第25話

「あやかし専用託児所」再開第一日目、そのちょうど一時間が経過した頃。俺は早くも面倒事に遭遇した。


「優太ちぇんちぇ、六郎兄ちゃんが~……!」


 俺の背後からいきなりものすごい泣き声が飛んできて、反射的に振り返ってみれば、そこにいたのは二つの口を目いっぱい開けて大泣きしている双葉。小さな子供の、こんな力いっぱいのギャン泣きを見るなんて初めてだったから、まるで俺がやらかしたみたいに思えてかなり焦った。六郎の名前が出てこなかったら、絶対無意識に謝ってたと思う。


「ど、どうした双葉。何かあったか?」

「あっち~……」


 えぐえぐと泣きながら、それでも何とか和室の隅っこの方を指差す双葉。そっちの方を見てみれば、そこでは小さな地獄絵図が展開されていた。


「こっからここまでが俺の陣地! お前ら、絶対ここから中に入ってくんなよな! それ、バーリア!」


 そう言って和室の三分の一のスペース、そこの端から端までが自分の物だと訳の分からない主張をしているのは六郎だ。普通だったらそんなわがままなんて無視してずかずか入り込んでしまえばいいんだろうが、さすがろくろ首の末裔っていうか。思う存分に伸ばしまくった自分の首をヘビみたいにうにょうにょ動かして妨害しているもんだから、はっきり言って気持ち悪い以外の何物でもない。気の弱い双葉がギャン泣きするのも頷けるってもんだ。

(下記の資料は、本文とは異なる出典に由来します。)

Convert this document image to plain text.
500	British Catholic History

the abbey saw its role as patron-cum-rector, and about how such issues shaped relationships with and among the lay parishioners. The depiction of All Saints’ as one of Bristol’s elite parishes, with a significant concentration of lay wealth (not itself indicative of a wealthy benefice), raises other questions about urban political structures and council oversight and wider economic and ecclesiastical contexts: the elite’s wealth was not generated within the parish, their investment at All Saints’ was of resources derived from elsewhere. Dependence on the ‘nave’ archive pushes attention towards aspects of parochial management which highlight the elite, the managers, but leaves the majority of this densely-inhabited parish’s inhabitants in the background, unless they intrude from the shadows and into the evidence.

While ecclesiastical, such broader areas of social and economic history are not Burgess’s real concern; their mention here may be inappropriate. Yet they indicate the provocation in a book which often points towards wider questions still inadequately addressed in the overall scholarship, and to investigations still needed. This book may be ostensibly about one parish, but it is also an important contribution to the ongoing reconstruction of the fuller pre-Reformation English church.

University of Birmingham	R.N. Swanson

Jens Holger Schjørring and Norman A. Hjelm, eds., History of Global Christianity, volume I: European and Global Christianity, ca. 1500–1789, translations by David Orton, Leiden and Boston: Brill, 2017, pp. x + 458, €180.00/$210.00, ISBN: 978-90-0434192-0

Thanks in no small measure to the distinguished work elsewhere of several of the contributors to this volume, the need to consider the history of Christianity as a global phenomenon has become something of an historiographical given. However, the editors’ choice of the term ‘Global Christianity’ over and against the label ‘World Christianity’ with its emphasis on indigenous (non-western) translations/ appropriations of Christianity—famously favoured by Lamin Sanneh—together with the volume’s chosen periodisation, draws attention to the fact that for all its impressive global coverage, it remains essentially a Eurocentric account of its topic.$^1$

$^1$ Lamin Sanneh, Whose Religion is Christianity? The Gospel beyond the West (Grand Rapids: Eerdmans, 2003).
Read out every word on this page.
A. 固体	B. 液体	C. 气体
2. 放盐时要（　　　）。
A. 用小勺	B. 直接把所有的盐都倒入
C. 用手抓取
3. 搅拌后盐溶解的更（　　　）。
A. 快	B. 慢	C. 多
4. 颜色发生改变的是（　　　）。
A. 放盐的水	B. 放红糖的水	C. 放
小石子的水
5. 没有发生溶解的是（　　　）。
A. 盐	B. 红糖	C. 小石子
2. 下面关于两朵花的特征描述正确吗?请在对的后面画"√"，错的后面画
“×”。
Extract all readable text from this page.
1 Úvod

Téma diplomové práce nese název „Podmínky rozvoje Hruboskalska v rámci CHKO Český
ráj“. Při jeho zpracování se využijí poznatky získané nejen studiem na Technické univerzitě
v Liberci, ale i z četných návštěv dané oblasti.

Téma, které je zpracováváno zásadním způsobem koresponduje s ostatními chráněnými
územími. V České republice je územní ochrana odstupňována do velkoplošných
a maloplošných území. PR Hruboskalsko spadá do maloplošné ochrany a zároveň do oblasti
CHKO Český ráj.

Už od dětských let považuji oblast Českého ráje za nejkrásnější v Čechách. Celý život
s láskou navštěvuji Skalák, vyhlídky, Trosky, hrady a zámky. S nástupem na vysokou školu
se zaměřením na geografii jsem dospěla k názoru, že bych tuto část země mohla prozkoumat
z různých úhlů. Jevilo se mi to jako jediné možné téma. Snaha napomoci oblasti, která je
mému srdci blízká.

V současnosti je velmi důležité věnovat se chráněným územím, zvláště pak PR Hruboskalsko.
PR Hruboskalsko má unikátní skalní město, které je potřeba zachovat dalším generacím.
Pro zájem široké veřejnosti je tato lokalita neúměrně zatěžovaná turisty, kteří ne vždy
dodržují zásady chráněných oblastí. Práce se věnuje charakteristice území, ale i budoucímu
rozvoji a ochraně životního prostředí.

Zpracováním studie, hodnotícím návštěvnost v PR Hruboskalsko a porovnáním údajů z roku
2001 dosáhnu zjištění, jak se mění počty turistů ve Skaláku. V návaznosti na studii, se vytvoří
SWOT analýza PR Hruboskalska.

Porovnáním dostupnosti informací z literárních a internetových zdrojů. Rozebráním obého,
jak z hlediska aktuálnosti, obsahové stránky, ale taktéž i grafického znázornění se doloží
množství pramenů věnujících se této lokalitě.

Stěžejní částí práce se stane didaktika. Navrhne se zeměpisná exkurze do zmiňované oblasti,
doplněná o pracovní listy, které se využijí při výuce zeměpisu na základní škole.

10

「ズルいぞ、六郎! 僕達もそこにあるおもちゃで遊びたい!」

「ダメに決まってんだろ。俺の陣地にあるんだから、このおもちゃも全部俺のもんだもんね」


 他の子供達は何とか泣くのを堪えて六郎がしでかしてる事を非難していたけど、あいつの先祖のろくろ首は我の強い性質を持つ事で有名なあやかしだった。じゃなきゃ、ただ首を伸ばすだけしか能がないのに、あちらこちらに出没して人間を脅かすなんてバカみたいな真似をおもしろがるはずがない。そういう先祖の悪い性質が遺伝しちまうのも「どちらとも呼べる子供」の特徴の一つだし、それを正してやるのも綾ヶ瀬家の家業の一つなんだから本当に面倒事だ。


 ばあちゃんと親父の成長記録ノートがあって、本当によかったな。そう思いながら、俺は双葉と一緒に六郎達の所へ行った。


「おい、六郎」


 成長記録ノートには「何事が起きても、まずは優しく声がけする事」なんて書いてあったけど、正直そんな余裕はない。「何だよ、優太」と年上相手に呼び捨てをかましてくる六郎がこっちに向かってさらに首を伸ばしてくるもんだから、これ以上は和室が満杯になっちまう。素早い短期決戦に持ち込むしかないと思った。